Menurut Wechsler dalam Cherniss (2000), “Kecerdasan (Intelligence) adalah kemampuan seseorang untuk bertindak sempurna, berpikir rasional, dan efektif dalam menghadapi perubahan lingkungannya”. Gardner (2003) menjelaskan bahwa kecerdasan sesorang meliputi delapan unsur yakni : kecerdasan matematika-logika, kecerdasan bahasa, kecerdasan musical, kecerdasan spasial, kecerdasan kinestik, kecerdasan interpersonal, kecerdasan intrapersonal dan kecerdasan naturalis. Syarif (2002) membagi kecerdasan meliputi lima unsur yakni : kecerdasan intelektual, kecerdasan emosional, kecerdasan spiritual, kecerdasan dalam bertahan hidup, dan kecerdasan motivasi.

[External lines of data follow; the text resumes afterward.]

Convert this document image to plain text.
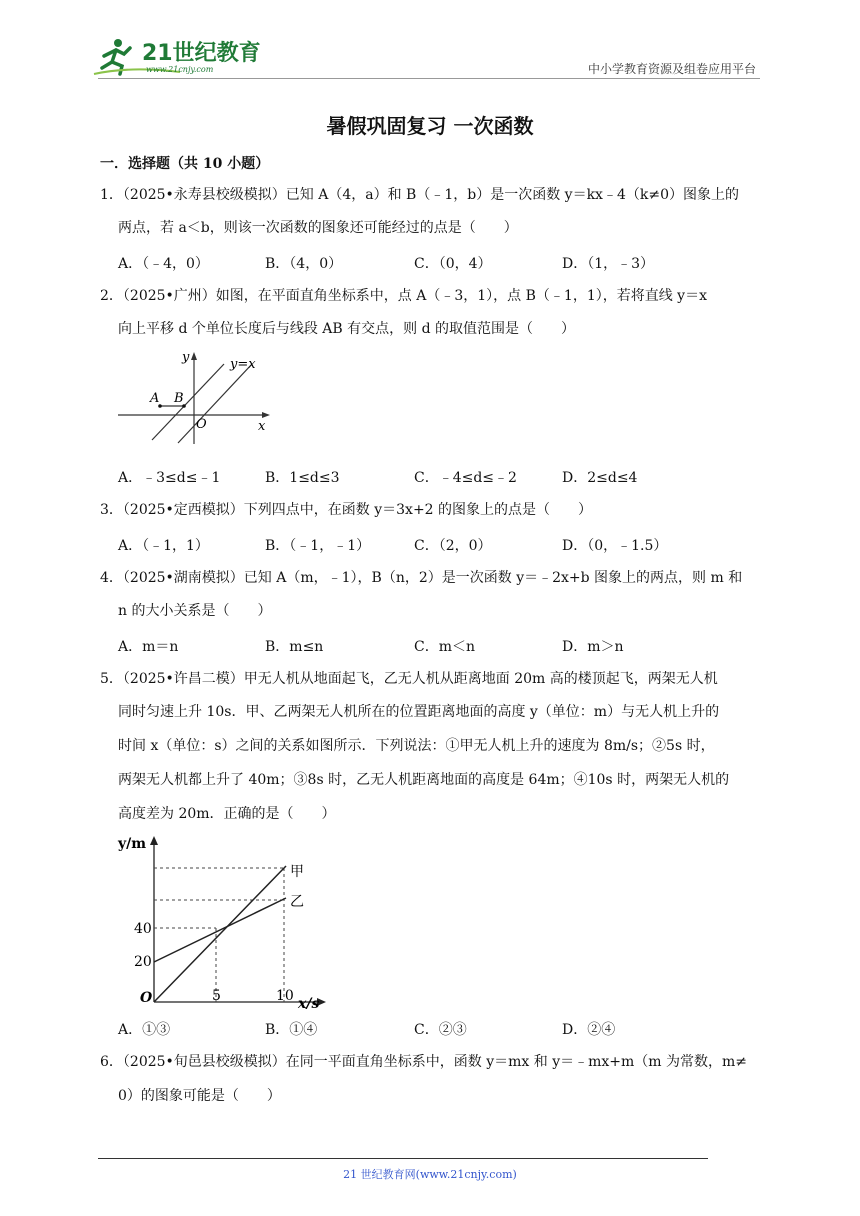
21世纪教育
www.21cnjy.com	中小学教育资源及组卷应用平台
暑假巩固复习 一次函数
一．选择题（共 10 小题）
1．（2025•永寿县校级模拟）已知 A（4，a）和 B（﹣1，b）是一次函数 y＝kx﹣4（k≠0）图象上的
两点，若 a＜b，则该一次函数的图象还可能经过的点是（　　）
A．（﹣4，0）	B．（4，0）	C．（0，4）	D．（1，﹣3）
2．（2025•广州）如图，在平面直角坐标系中，点 A（﹣3，1），点 B（﹣1，1），若将直线 y＝x
向上平移 d 个单位长度后与线段 AB 有交点，则 d 的取值范围是（　　）
A B
y=x
y
x
O
A．﹣3≤d≤﹣1	B．1≤d≤3	C．﹣4≤d≤﹣2	D．2≤d≤4
3．（2025•定西模拟）下列四点中，在函数 y＝3x+2 的图象上的点是（　　）
A．（﹣1，1）	B．（﹣1，﹣1）	C．（2，0）	D．（0，﹣1.5）
4．（2025•湖南模拟）已知 A（m，﹣1），B（n，2）是一次函数 y＝﹣2x+b 图象上的两点，则 m 和
n 的大小关系是（　　）
A．m＝n	B．m≤n	C．m＜n	D．m＞n
5．（2025•许昌二模）甲无人机从地面起飞，乙无人机从距离地面 20m 高的楼顶起飞，两架无人机
同时匀速上升 10s．甲、乙两架无人机所在的位置距离地面的高度 y（单位：m）与无人机上升的
时间 x（单位：s）之间的关系如图所示．下列说法：①甲无人机上升的速度为 8m/s；②5s 时，
两架无人机都上升了 40m；③8s 时，乙无人机距离地面的高度是 64m；④10s 时，两架无人机的
高度差为 20m．正确的是（　　）
y/m
x/s
O
20
40
5	10
甲
乙
A．①③	B．①④	C．②③	D．②④
6．（2025•旬邑县校级模拟）在同一平面直角坐标系中，函数 y＝mx 和 y＝﹣mx+m（m 为常数，m≠
0）的图象可能是（　　）
21 世纪教育网(www.21cnjy.com)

Counterproduktive dipandang sebagai perilaku yang memberikan reaksi terhadap kondisi organisasi. Kondisi tersebut menunjuk pada ketidakmampuan organisasi dalam menyikapi sumber daya dan kelemahan-kelemahan yang pada dasarnya hanya merupakan keterlambatan dalam tindakan operasional. Sikap dan perilaku dalam counterproduktive mengisyaratkan adanya tindakan penyampingan fasilitas utama kepada fasilitas pribadi. Counterproduktive juga menggambarkan adanya penggunaan waktu kerja yang tidak efektif dalam menjalankan tugas kerja oleh karena adanya kepentingan pribadi. Kondisi organisasi yang terselimuti dengan model counterproduktive dapat menimbulkan konflik kerja.

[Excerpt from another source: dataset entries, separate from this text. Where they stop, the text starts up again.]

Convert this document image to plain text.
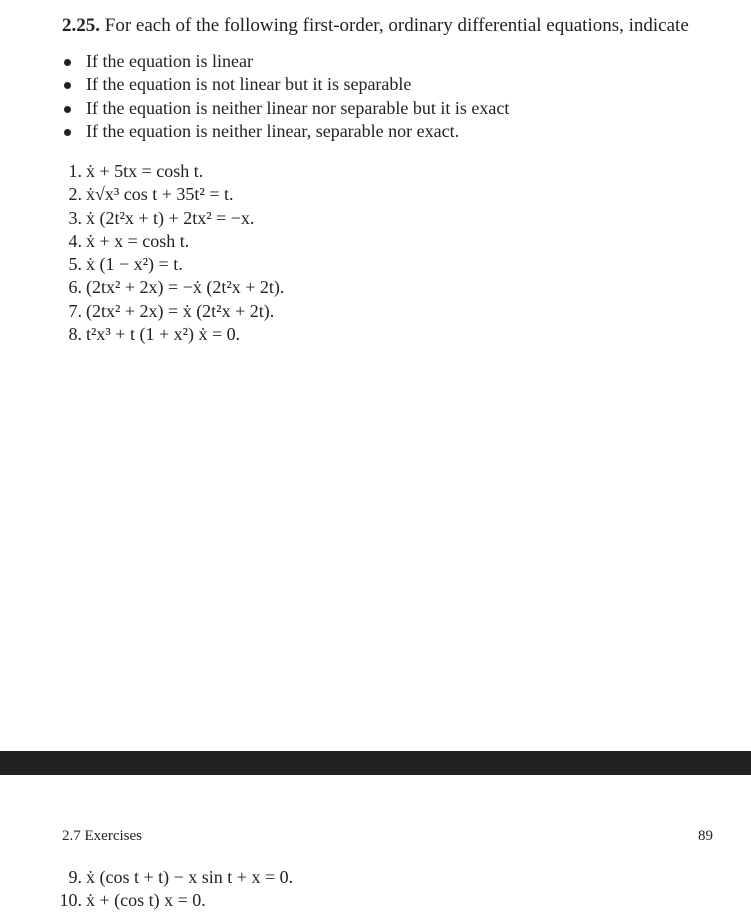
2.25. For each of the following first-order, ordinary differential equations, indicate
If the equation is linear
If the equation is not linear but it is separable
If the equation is neither linear nor separable but it is exact
If the equation is neither linear, separable nor exact.
1. ẋ + 5tx = cosh t.
2. ẋ√x³ cos t + 35t² = t.
3. ẋ (2t²x + t) + 2tx² = −x.
4. ẋ + x = cosh t.
5. ẋ (1 − x²) = t.
6. (2tx² + 2x) = −ẋ (2t²x + 2t).
7. (2tx² + 2x) = ẋ (2t²x + 2t).
8. t²x³ + t (1 + x²) ẋ = 0.
2.7 Exercises	89
9. ẋ (cos t + t) − x sin t + x = 0.
10. ẋ + (cos t) x = 0.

Organisasi kerja Dinas Kabupaten Konawe Selatan meruapakan organisasi kerja perangkat daerah yang bertanggung jawab kepada Bupati untuk melaksanakan tugas pokok dan fungsi pelayanan kesehatan kepada masyarakat yang diimplementasikan melalui peran Pusat Pelayanan Kesehatan di seluruh wilayah Kabupaten Konawe Selatan. Pelayanan kesehatan dilakukan pada 22 Puskesmas dengan jumlah pegawai sebanyak 273 orang yang sebagian besar berpendidikan diploma kesehatan dan sekolah pendidikan kesehatan (Dinkes Kab. Konawe Selatan, 2011).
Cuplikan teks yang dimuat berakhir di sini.